全く気配を感じなかったので私はすごく驚いて、思わず持っていたブローチを落としそうになり焦ってお手玉のように手ではじいてしまっていた。
そんなことよりも気づかないうちに背後を取られてしまうことの方が警戒すべきだが、その声には聞き覚えがあったので危機感はなかった。
振り返ると私の慌てた反応が面白かったのか肩を震わせて笑うキースがいた。
「くくっ。またまた、重装備で。それなのにそんなガラクタを落としそうになったくらいで慌ててるなんてさ」
そう言ってまだ笑いが収まらないのかまた震えだした。
確かに、ほぼ全身を隠したこの怪しい格好でそんなことをしていたら滑稽に見えるかも。
状況を想像して恥ずかしくなりそれを隠すように、そしてキースの発言で気になるところがあり思ったことをそのまま紙に書き殴っていた。
“人の店の商品をガラクタなんて。魔法が組み込まれてるなんてすごいことだよ!”
「魔法が出せるって言っても初級魔法も初歩の初歩。指先に灯るくらいの小さな火にコップ一杯の水、ランプよりも暗い光と髪も乾かせない弱い風。そんなのしか使えないんだよ、それ。魔法が使えない子供向けにって作られたんだけどこの魔法道具の使い方を覚えるよりもそれくらいの魔法なら覚えた方が早いって全然使われなかったんだ。それに、デザインだって良くないしね」
そのブローチを何か痛ましい物を見るかのようにキースは顔をしかめた。
嘲笑うかのようにそういうキースになんだか悲しくなった。
でも、私はそんな風には思わなかった。
“僕は良いと思うけどな。だって4つの花びらって四つ葉のクローバーみたいに幸せを運んできてくれそうだから”
「……ああ、まあそう言う考えもあるんじゃないかな」
私の言葉を見たキースは私から顔を背けて後ろにあった魔法道具をいじりだした。
そのキースの態度に私は何か変なことを言ってしまったのではないかと不安になっていると、キースはまた何事もなかったかのように私に向き直った。

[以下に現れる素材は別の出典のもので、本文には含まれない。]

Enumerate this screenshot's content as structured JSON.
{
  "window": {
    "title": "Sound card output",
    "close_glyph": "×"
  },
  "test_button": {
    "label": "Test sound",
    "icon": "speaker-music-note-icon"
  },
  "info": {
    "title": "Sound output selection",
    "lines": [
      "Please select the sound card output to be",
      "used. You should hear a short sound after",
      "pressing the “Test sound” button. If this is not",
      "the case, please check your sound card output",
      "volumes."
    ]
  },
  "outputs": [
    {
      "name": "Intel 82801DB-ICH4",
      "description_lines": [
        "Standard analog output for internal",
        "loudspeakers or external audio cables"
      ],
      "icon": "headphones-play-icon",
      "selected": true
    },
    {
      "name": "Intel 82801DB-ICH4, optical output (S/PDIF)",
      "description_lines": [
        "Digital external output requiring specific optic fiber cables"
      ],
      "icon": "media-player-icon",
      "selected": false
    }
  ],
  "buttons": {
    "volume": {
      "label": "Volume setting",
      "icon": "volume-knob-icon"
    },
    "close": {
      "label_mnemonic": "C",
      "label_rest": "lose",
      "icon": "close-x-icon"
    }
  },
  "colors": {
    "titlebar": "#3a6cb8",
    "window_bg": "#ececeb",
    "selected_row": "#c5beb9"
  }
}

「そういえばさ、君なんで魔法道具屋になんているの?何か探してるんだったら手伝おうか?」
魔法道具に詳しいらしいキースがそんな提案をしてきた。
その申し出は嬉しいのだが、生憎これといって特に何かを探しているわけではない。
そしてキースに聞かれてはっとした。
私、キースに貰った魔法道具の鑑定をしてもらいに来てるんだった。
バレたら面倒なことになりそうだ。
“ううん、そういうわけじゃないんだ。ちょっと立ち寄っただけ。じゃあ、僕はこれで”
店主の鑑定が終わる前にこの店から出ることにした。
魔法道具は今日中に引き取りに来れば問題ないだろう。
キースが何をしにこの店に来たのかも気になるが、そんなことよりも知られることの方が問題だ。
そそくさとその場から立ち去ろうとしたとき……
「鑑定終わったぞーい。最近見た術式と似た感じのくせじゃったから、思ったよりも時間がかからんかった。じゃが、決して簡単な術式だったわけじゃないぞ。洗練された美しい術式じゃった」
何ともタイミングの悪いことに奥から店主が戻ってきてしまった。
興奮気味に話す店主とその手に持つ魔法道具を見たキースはふーんと一言こぼしていた。